To find the locus of vertex C of triangle ABC given that the centroid G of the triangle moves along the line \(2x + 3y = 1\), we can follow these steps: ### Step-by-Step Solution: 1. **Identify the Coordinates of Points A and B:** - Let \(A(2, -3)\) and \(B(-2, 1)\) be the vertices of the triangle. 2. **Determine the Coordinates of the Centroid G:** - The formula for the centroid \(G\) of a triangle with vertices \(A(x_1, y_1)\), \(B(x_2, y_2)\), and \(C(x_3, y_3)\) is given by: \[ G\left(\frac{x_1 + x_2 + x_3}{3}, \frac{y_1 + y_2 + y_3}{3}\right) \] - For our triangle, substituting the coordinates of \(A\) and \(B\) and letting \(C(h, k)\): \[ G\left(\frac{2 + (-2) + h}{3}, \frac{-3 + 1 + k}{3}\right) = G\left(\frac{h}{3}, \frac{k - 2}{3}\right) \] 3. **Substitute the Centroid Coordinates into the Line Equation:** - We know that the centroid lies on the line \(2x + 3y = 1\).

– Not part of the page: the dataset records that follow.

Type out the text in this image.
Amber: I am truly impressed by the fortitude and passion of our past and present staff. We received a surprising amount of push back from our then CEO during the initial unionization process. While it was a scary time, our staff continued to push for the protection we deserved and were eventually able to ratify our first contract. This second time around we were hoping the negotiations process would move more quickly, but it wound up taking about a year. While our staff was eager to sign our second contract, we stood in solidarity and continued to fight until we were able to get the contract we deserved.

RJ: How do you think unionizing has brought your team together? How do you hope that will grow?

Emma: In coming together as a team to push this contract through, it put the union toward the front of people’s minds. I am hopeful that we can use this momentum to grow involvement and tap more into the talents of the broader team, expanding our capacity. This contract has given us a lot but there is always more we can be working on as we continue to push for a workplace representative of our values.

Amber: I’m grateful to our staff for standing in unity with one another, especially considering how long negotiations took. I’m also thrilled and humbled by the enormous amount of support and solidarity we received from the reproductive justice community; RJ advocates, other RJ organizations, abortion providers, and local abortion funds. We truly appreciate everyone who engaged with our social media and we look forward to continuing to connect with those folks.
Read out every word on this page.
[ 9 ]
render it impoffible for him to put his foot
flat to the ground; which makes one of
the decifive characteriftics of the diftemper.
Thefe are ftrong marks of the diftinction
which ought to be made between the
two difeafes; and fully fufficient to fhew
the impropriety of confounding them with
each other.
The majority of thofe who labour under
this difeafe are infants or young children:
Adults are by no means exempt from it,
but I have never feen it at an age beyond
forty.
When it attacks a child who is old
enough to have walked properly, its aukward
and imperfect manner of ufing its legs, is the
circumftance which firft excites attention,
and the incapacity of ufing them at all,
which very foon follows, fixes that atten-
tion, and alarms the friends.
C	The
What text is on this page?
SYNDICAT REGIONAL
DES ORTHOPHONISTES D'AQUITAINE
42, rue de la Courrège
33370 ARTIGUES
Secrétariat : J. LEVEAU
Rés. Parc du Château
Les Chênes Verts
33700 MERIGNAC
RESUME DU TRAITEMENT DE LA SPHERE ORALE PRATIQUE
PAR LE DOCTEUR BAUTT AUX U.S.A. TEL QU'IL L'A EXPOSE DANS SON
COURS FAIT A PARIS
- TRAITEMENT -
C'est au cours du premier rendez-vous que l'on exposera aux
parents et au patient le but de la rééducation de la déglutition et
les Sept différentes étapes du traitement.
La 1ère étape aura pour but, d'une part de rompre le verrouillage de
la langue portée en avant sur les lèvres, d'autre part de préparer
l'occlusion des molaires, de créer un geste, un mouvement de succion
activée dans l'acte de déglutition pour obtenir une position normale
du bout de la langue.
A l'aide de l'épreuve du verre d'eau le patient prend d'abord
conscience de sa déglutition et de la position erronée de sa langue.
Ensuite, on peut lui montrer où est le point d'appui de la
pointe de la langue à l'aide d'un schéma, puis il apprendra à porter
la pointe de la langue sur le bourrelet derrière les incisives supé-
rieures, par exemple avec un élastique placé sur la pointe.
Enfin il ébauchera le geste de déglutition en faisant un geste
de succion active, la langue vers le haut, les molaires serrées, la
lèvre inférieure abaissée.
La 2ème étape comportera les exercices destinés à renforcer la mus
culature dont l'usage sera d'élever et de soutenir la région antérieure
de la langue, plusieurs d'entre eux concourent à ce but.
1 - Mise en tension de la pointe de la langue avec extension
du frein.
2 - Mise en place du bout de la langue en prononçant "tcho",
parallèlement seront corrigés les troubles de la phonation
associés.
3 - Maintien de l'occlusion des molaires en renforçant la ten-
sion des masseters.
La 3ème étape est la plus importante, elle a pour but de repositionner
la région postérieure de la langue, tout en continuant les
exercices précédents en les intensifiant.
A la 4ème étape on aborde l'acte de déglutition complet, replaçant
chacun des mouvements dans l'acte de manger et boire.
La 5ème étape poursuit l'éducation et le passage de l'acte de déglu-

Substituting the coordinates of \(G\): \[ 2\left(\frac{h}{3}\right) + 3\left(\frac{k - 2}{3}\right) = 1 \] - Simplifying this equation: \[ \frac{2h}{3} + \frac{3(k - 2)}{3} = 1 \] \[ 2h + 3(k - 2) = 3 \] 4. **Simplify the Equation:** - Expanding the equation: \[ 2h + 3k - 6 = 3 \] - Rearranging gives: \[ 2h + 3k = 9 \] 5. **Identify the Locus of Vertex C:** - The equation \(2h + 3k = 9\) represents a line in the coordinate plane, where \(h\) and \(k\) are the coordinates of point \(C\). - Therefore, the locus of vertex \(C\) is given by the line: \[ 2x + 3y = 9 \] ### Final Answer: The locus of vertex \(C\) is the line \(2x + 3y = 9\).